You'll need to scan multiple words to determine what patterns to use for whatever language you're interested in. It can be tricky, as the raw data is messy and inconsistent. You'll often find identifiers that differ from one entry to the next. Once you've figured out how Wiktionary encodes its data for that language, you can begin to fill in the parameters. Not all parameters need to be set for the parser to work; if you're only interested in extracting synonyms, then only synHeader requires a value. One by one:

langCode:
The string that identifies the language within Wiktionary (e.g. en, de, tr, etc.)

langheader:
The string that identifies the section for whatever language you're working with. Wiktionary will often list multiple languages on a page for a given word (table, for instance, is both valid in English and French). It's important to identify the string that starts a language section so that info from another language isn't parsed.

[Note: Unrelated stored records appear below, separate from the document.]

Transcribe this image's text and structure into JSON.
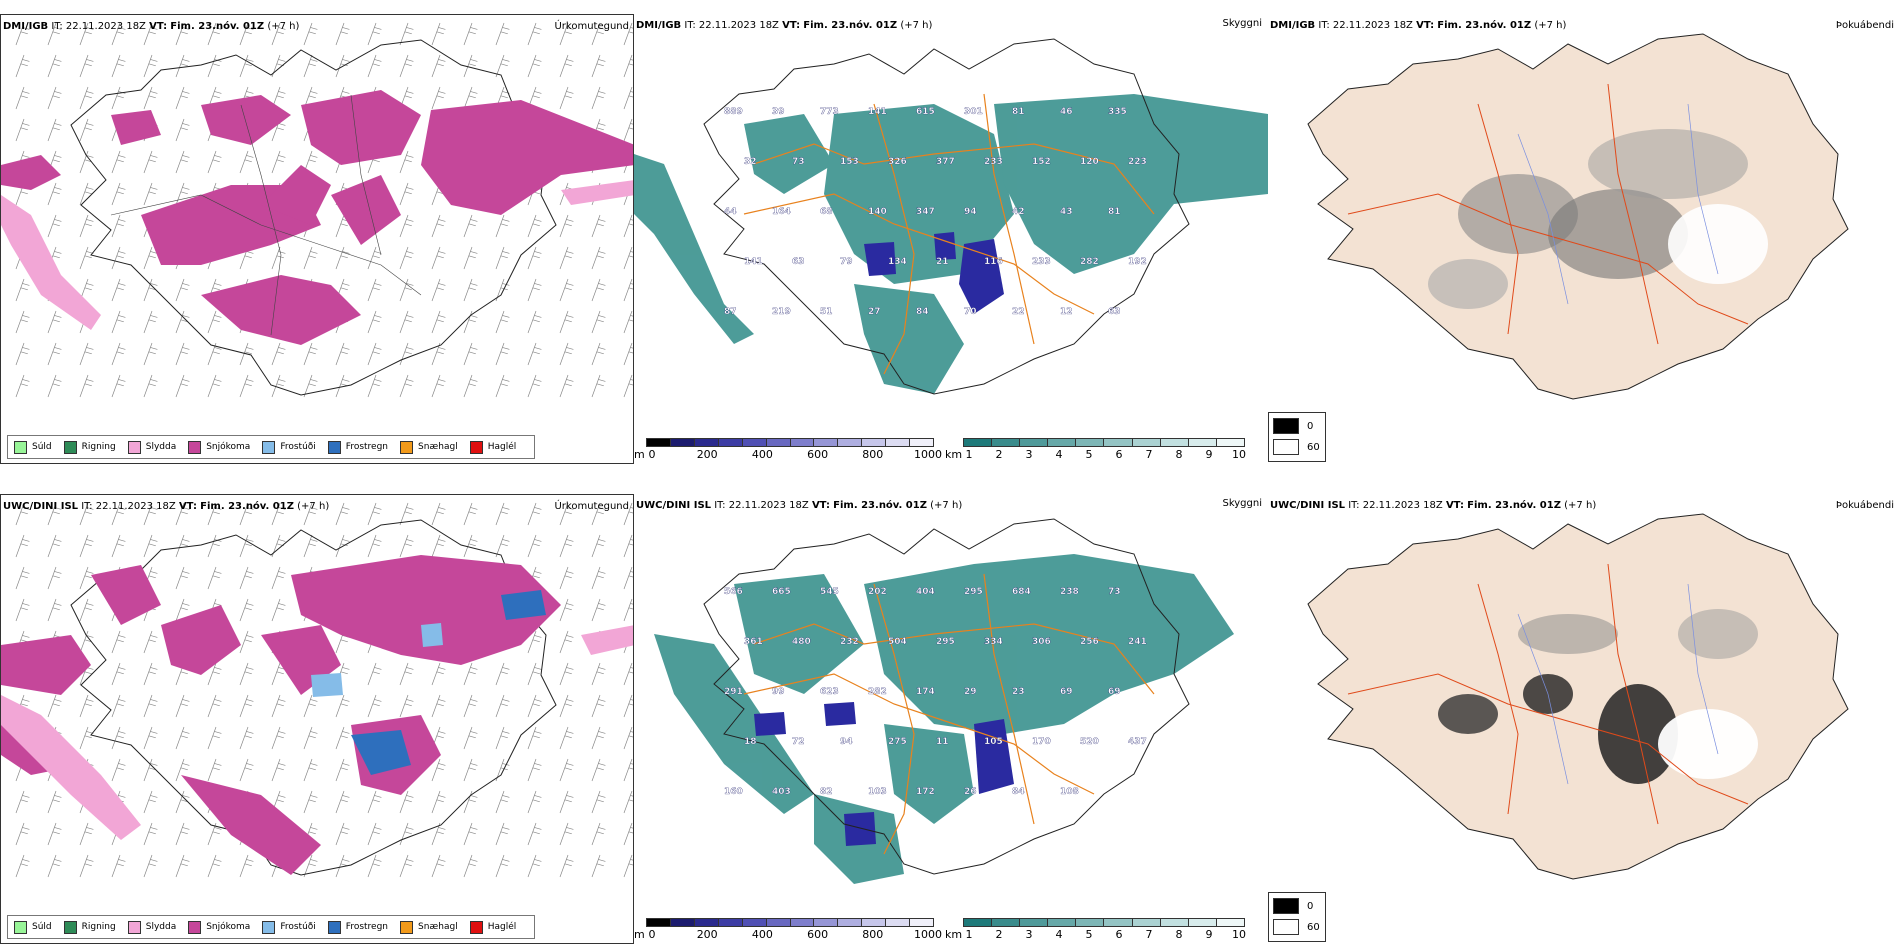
{
  "rows": [
    {
      "model": "DMI/IGB",
      "it_label": "IT:",
      "it_value": "22.11.2023 18Z",
      "vt_label": "VT:",
      "vt_value": "Fim. 23.nóv. 01Z",
      "lead": "(+7 h)",
      "precip_title": "Úrkomutegund",
      "cloud_title": "Skyggni",
      "fog_title": "Þokuábendi",
      "cloud_labels": [
        "889",
        "39",
        "773",
        "141",
        "615",
        "301",
        "81",
        "46",
        "335",
        "32",
        "73",
        "153",
        "326",
        "377",
        "233",
        "152",
        "120",
        "223",
        "44",
        "164",
        "68",
        "140",
        "347",
        "94",
        "42",
        "43",
        "81",
        "141",
        "63",
        "79",
        "134",
        "21",
        "116",
        "233",
        "282",
        "192",
        "87",
        "219",
        "51",
        "27",
        "84",
        "70",
        "22",
        "12",
        "63"
      ]
    },
    {
      "model": "UWC/DINI ISL",
      "it_label": "IT:",
      "it_value": "22.11.2023 18Z",
      "vt_label": "VT:",
      "vt_value": "Fim. 23.nóv. 01Z",
      "lead": "(+7 h)",
      "precip_title": "Úrkomutegund",
      "cloud_title": "Skyggni",
      "fog_title": "Þokuábendi",
      "cloud_labels": [
        "566",
        "665",
        "545",
        "202",
        "404",
        "295",
        "684",
        "238",
        "73",
        "361",
        "480",
        "232",
        "504",
        "295",
        "334",
        "306",
        "256",
        "241",
        "291",
        "99",
        "623",
        "282",
        "174",
        "29",
        "23",
        "69",
        "69",
        "18",
        "72",
        "94",
        "275",
        "11",
        "105",
        "170",
        "520",
        "437",
        "160",
        "403",
        "82",
        "103",
        "172",
        "26",
        "84",
        "108"
      ]
    }
  ],
  "precip_legend": [
    {
      "label": "Súld",
      "color": "#98f598"
    },
    {
      "label": "Rigning",
      "color": "#2e8b57"
    },
    {
      "label": "Slydda",
      "color": "#f2a6d6"
    },
    {
      "label": "Snjókoma",
      "color": "#c5479a"
    },
    {
      "label": "Frostúði",
      "color": "#85bce8"
    },
    {
      "label": "Frostregn",
      "color": "#2e6fbd"
    },
    {
      "label": "Snæhagl",
      "color": "#f29a1a"
    },
    {
      "label": "Haglél",
      "color": "#e01010"
    }
  ],
  "elev_bar": {
    "unit": "m",
    "ticks": [
      "0",
      "200",
      "400",
      "600",
      "800",
      "1000"
    ],
    "colors": [
      "#000000",
      "#1b1b6e",
      "#2a2a8e",
      "#3c3ca4",
      "#5050b4",
      "#6868c0",
      "#7e7ecc",
      "#9696d6",
      "#aeaee0",
      "#c6c6ea",
      "#dcdcf2",
      "#f0f0fa"
    ]
  },
  "km_bar": {
    "unit": "km",
    "ticks": [
      "1",
      "2",
      "3",
      "4",
      "5",
      "6",
      "7",
      "8",
      "9",
      "10"
    ],
    "colors": [
      "#1e7a7a",
      "#3a8c8c",
      "#4f9a9a",
      "#66a8a8",
      "#7db6b6",
      "#94c4c4",
      "#abd2d2",
      "#c2e0e0",
      "#d8ecec",
      "#eef7f7"
    ]
  },
  "fog_legend": [
    {
      "label": "0",
      "color": "#000000"
    },
    {
      "label": "60",
      "color": "#ffffff"
    }
  ],
  "colors": {
    "snow": "#c5479a",
    "sleet": "#f2a6d6",
    "freeze_rain": "#2e6fbd",
    "freeze_drizzle": "#85bce8",
    "teal": "#2e8b87",
    "purple": "#2a2aa0",
    "land": "#f3e2d3",
    "road": "#e04a1a",
    "orange_line": "#e8821e"
  }
}
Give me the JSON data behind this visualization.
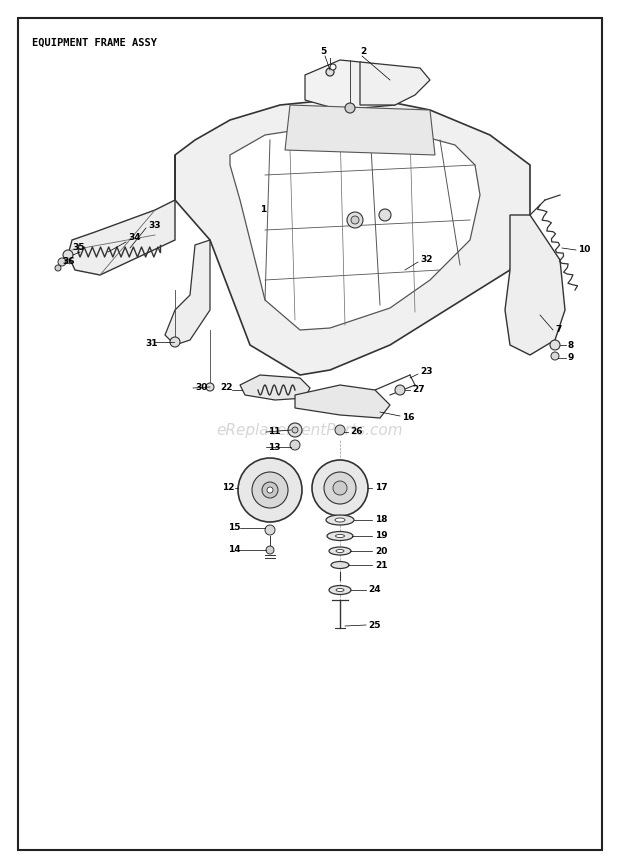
{
  "title": "EQUIPMENT FRAME ASSY",
  "bg_color": "#ffffff",
  "border_color": "#222222",
  "watermark": "eReplacementParts.com",
  "watermark_color": "#bbbbbb",
  "frame_color": "#333333",
  "label_fontsize": 6.5,
  "title_fontsize": 7.5
}
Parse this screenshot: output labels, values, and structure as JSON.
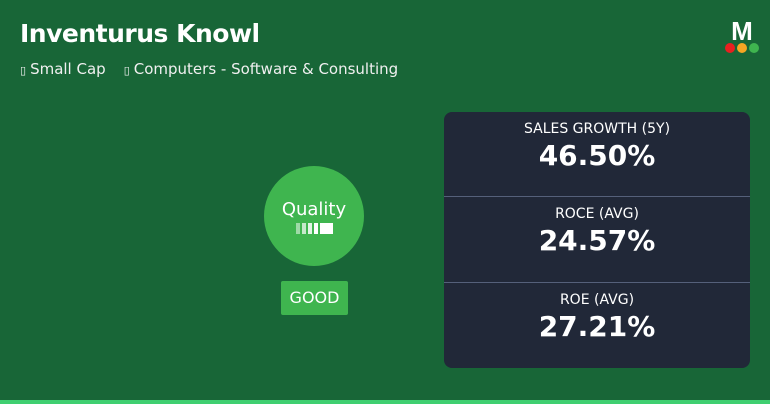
{
  "company": {
    "name": "Inventurus Knowl",
    "tags": [
      {
        "icon": "tag-icon",
        "label": "Small Cap"
      },
      {
        "icon": "tag-icon",
        "label": "Computers - Software & Consulting"
      }
    ]
  },
  "logo": {
    "letter": "M",
    "dot_colors": [
      "#e82020",
      "#f5a623",
      "#3fb54f"
    ]
  },
  "quality": {
    "label": "Quality",
    "rating": "GOOD",
    "bars_filled": 5,
    "color": "#3fb54f"
  },
  "metrics": [
    {
      "label": "SALES GROWTH (5Y)",
      "value": "46.50%"
    },
    {
      "label": "ROCE (AVG)",
      "value": "24.57%"
    },
    {
      "label": "ROE (AVG)",
      "value": "27.21%"
    }
  ]
}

Ex. ==English==.

langSeparator:
The string that separates each language on a given page. Sometimes it's a simple string (e.g. "----" in the English Wiktionary), but in other cases you might have to use a partial string. For example, the French Wiktionary wraps languages within "== {{=fr=}} ==", so we can assume that each new language section will begin with "== {{=". This is therefore the langSeparator for French entries.

defHeader:
The string that begins the definitions section. Not always present (e.g. English). In German, all definitions fall under the {{Bedeutungen}} string.

defTag:
Definitions are usually preceded by some non-alphanumeric character (e.g. in English by "# " (notice the space)). This differs between languages, however.

synHeader:
String that identifies the synonyms section (e.g. English: ====Synonyms====).

hyperHeader:
String that identifies the hypernyms section (e.g. English: ====Hypernyms====).

genderPattern:
A regular expression that captures a words gender. Patterns used are often inconsistent, so you'll need to go through a few pages to make sure you've identified all possible strings.

posMatchType:
Either "array" or "preg". This is how the parts of speech will be identified. If, like for English, there is a limited number of possibilities, you can simply store them in an array and set this variable to "array". If the parts of speech vary greatly (like they do for French), then you'll want to use a regular expression and set this variable to "preg".

posPattern:
If the parts of speech vary greatly, you'll need to write a regular expression in order to identify them. If you're unfamiliar with regular expressions, have a look at this quick guide, which also has a link to a tutorial.

posArray:
If the parts of speech do not vary and are limited in number, you can store them all in this array and set the posmatchtype variable to "array."

posExtraString:
When using regular expressions to match POS, you often need to add unrelated strings in order to capture the correct entry (e.g. in German, POS is preceded by {{Wortart|). Add this string here to have the parser strip at output.

Once these parameters are set, you should be able to call the script with the new language code set to the lang parameter.